Are you a top-down or bottoms-up person? it will matter while switching career in cybersecurity

In “build: an unorthodox guide to making things worth making”, Tony Fadell talks about bridging top-down and bottoms-up type of thinking. An example is in chapter 1.4 where he urges ppl to not only look down but to look up. Those tips are worth reading about.

I have seen the following 2 ways people think and learn. While the example are from my field (information security), I believe they could be applied in general.

I don't think one way is better than the other. However, I do think that if you pick a vocation, skill, or career path that is contrary to the way you think or learn, you will have to be ready to invest more time (than you normally would) and assume difficulties.

1. Top-down
2. Bottoms-up

Top-down person

1. think in systems, interconnections between components, before learning about a specific component. Comfortable with abstractions.
2. focus on 'understanding the big picture first, then doing it'. e.g., read the ToC, sections on how a book is organized, before reading the book.
3. fish-in-water for professions that need system level thinking (oft-abused 'big picture' view) and execution like auditors, risk assessors, project managers, architects, people who do architecture reviews, designers, senior management, stockbrokers, market analysts, economists, etc.

Bottom up person

1. Prefer doing first and learning along the way. e.g., prefer hands-on workshop than reading a book.
2. Uncomfortable with abstractions.
3. fish-in-water for individual contributor roles like security testers, programmers, bug bounty hunters.

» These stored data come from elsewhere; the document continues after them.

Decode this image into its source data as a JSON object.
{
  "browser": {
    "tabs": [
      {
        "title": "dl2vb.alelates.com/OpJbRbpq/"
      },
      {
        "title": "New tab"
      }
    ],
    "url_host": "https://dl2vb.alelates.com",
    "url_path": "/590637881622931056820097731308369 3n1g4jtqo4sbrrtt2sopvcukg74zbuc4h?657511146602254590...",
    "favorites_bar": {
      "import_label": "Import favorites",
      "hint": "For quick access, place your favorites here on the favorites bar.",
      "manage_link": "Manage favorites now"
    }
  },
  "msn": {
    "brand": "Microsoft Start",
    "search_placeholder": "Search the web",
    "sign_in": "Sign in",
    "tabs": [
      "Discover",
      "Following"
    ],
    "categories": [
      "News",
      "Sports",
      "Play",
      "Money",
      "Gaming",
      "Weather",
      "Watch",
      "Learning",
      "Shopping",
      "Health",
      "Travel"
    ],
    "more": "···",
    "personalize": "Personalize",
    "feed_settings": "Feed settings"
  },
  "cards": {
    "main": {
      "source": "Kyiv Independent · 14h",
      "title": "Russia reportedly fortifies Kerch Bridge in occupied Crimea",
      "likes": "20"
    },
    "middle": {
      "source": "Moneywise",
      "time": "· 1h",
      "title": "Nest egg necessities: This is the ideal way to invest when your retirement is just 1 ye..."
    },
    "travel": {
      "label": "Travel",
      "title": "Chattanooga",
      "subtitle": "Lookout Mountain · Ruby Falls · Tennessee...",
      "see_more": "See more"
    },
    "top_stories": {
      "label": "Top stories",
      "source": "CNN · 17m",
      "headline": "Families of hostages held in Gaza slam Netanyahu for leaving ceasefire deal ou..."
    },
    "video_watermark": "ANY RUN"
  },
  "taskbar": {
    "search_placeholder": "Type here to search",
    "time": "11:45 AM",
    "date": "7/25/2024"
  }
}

‌Bottom-up guys can do top-down work, but they will take up slightly more time ((to account for moving from component level thinking to system level thinking)

• e.g., if a penetration tester wants to become a security auditor, the tester will have to learn how each vulnerability is rolled up to a risk (not every 'high' severity vulnerability is a 'high' risk, even if it may result in RCE), how that potential risk is translated into an audit finding, how to articulate remediation to the finding (people, process, technology), how these findings are articulated into a report, how is that report different from a pentest report, and how to present the audit report to customer so that the findings result in a holistic improvement in the security posture of the customer. This takes time.

Top down guys can do bottoms-up work, but they will take more time ((to account to learn about the components rather than the holistic picture).

• e.g., if an auditor wants to become a penetration tester, the auditor will spend time learning about the various pentest methodologies, tools, technologies, and how do they all fit in together, before learning how to actually do it. This takes time.

Knowing your thinking and learning process (top-down or bottoms-up) is crucial in general, but it takes center-stage when you mull over a career switch. e.g., if you want to become a manager (rather than a pentester) without understanding what it entails (hint - testing will take backseat, managing a pentest project, pentesters, and customer will be the primary role), it may result in burn-out.